According to American biotechnology company Moderna, a usable Covid-19 vaccine may be coming our way soon! Last week, the company announced that early analysis from a Phase 3 trial shows the vaccine they’ve been developing is 94.5% effective at preventing the illness.
This is big news. The last vaccine announced was from Pfizer, who noted that, at this point, their vaccine was only about 90% effective. While that’s still high, the new Moderna news reveals that scientists and doctors are getting ever-closer to a vaccine that is as effective as possible.
Moderna’s analysis was based on a group of 95 study participants who contracted coronavirus after receiving a vaccine or a placebo. Of those 95 participants, only five caught the disease after receiving the vaccine. And while it may not have protected all participants in the study, the vaccine analysis does show another promising aspect: the stop of severe symptoms. 11 severe cases of Covid were reported by the participants who received the placebo, while no serious cases were reported in those who received the vaccine.

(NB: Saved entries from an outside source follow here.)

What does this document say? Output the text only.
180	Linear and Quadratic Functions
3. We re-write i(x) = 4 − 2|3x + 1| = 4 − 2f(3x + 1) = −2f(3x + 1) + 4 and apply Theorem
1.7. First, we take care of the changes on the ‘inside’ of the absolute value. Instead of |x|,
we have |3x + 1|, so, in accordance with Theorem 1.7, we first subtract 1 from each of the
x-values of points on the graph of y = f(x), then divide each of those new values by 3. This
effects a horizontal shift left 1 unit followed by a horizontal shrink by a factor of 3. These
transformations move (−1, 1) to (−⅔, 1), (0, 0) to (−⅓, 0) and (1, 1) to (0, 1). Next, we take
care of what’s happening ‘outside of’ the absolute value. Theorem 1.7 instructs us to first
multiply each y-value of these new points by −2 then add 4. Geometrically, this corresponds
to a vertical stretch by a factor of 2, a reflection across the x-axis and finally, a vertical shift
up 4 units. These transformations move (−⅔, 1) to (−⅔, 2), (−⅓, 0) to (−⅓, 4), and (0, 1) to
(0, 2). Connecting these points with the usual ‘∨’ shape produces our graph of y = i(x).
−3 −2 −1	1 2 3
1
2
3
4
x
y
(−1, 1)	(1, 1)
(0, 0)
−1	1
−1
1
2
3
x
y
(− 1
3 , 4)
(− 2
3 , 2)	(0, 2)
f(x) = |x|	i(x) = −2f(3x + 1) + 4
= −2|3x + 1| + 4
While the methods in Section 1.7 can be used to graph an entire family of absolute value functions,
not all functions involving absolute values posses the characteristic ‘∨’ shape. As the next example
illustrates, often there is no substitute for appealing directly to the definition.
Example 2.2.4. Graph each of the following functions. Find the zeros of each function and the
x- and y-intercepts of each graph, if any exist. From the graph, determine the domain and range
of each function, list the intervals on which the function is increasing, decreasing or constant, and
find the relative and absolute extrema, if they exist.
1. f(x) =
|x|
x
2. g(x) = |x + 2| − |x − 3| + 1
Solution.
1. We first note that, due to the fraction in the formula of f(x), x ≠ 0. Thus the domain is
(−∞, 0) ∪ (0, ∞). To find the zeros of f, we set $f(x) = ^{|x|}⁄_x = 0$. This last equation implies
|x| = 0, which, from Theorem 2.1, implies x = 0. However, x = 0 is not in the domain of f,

“Given the importance of severe disease that sometimes leads to hospitalization, and those hospitalizations that sometimes leads to ICU, and in the worst case outcome, death, [it] is a very important impact that we see in our vaccine,” said Stéphane Bancel, chief executive of Moderna, on a press call.
Moderna also noted that its vaccine does not require freezing storage situations — unlike the Pfizer candidate, which has to be stored at -94 degrees Fahrenheit or below. That means that Moderna’s vaccine would be easier to distribute and store for public use.
But of course, a new vaccine trial is just that — a trial. Although it appears to be successful, there’s no way to know exactly how it will work in a system of wide-spread roll-out. You’re more than allowed to be excited, but it’s also important to be realistic about the timing of a vaccine release.
“We should not let the accomplishment of an effective vaccine have us feel we can let our guard down. In fact, it should be an incentive to double down,” said Dr. Anthony Fauci, director of the National Institute of Allergy and Infectious Diseases, at a briefing. “We ultimately have the synergy between a vaccine and the public health measures, which will get us out of this very difficult situation we’re in.”
Moderna is expected to have roughly 20 million doses of the vaccine available to ship in the U.S. by the end of the year and 500 million to 1 billion doses globally for next year.